I came across this while doing some genealogy data entry:

Regarding Hezekiah Brown (d. 1777), husband of my second cousin eight times removed Rachael Prindle:
He was a Loyalist. In Oct., 1775, certain inhabitants presented a memorial in the case of Hezekiah Brown:

"That he had said that the Congress ought to be punished for putting the country to so much cost and charge, for they did no more good than a parcel of squaws; that it was an unnecessary expense, and the Assembly had no right to do it; that our General Assembly was as arbitrary as the Pope of Rome when it cashiered Captain Bronson and Ensign Scovill (who belonged to the Northbury Company which was so disaffected toward the cause of American liberty that the Co. was dissolved and these two men cashiered), and that he would not go one step further for the relief of the people of Boston than he was obliged to go."

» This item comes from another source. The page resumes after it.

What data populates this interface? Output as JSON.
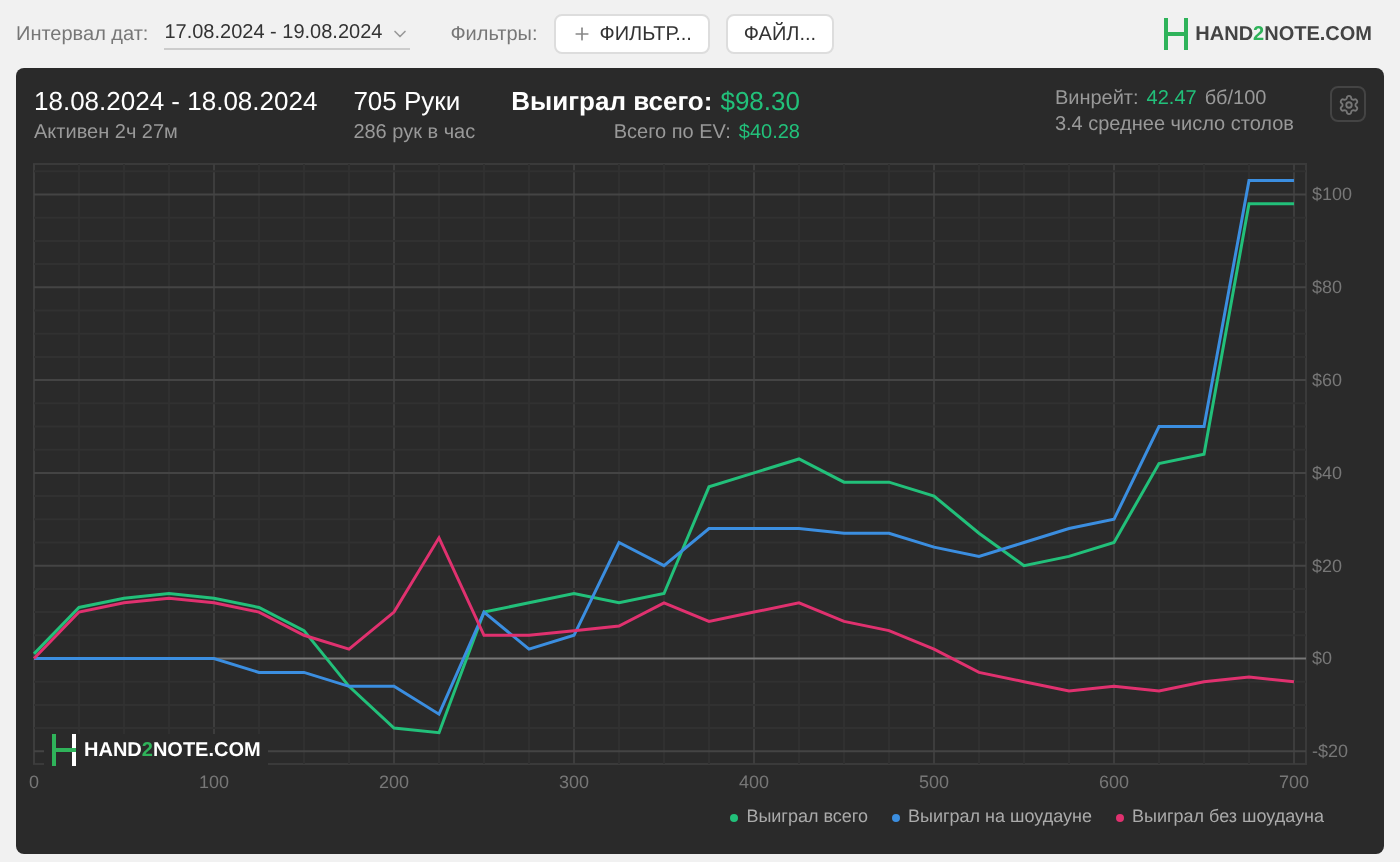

Two months later, laws were enacted that any persons defaming Congress or the General Assembly should be deprived of arms and office, and should be punished by fine and imprisonment or disfranchisement. He was tried and deprived of holding any further military office. He left Waterbury not long after and joined the British in New York, where he received a Captain's commission, and died there Aug. 27, 1777.

His wife, the daughter of Lieut. Jonathan Prindle, remained loyal to the cause of the Colonies, and the real estate of her husband, which had been confiscated because of his giving help to the enemy, was restored to her.


From The Prindle Genealogy, compiled by Franklin C. Prindle, 1906, pp. 118-119.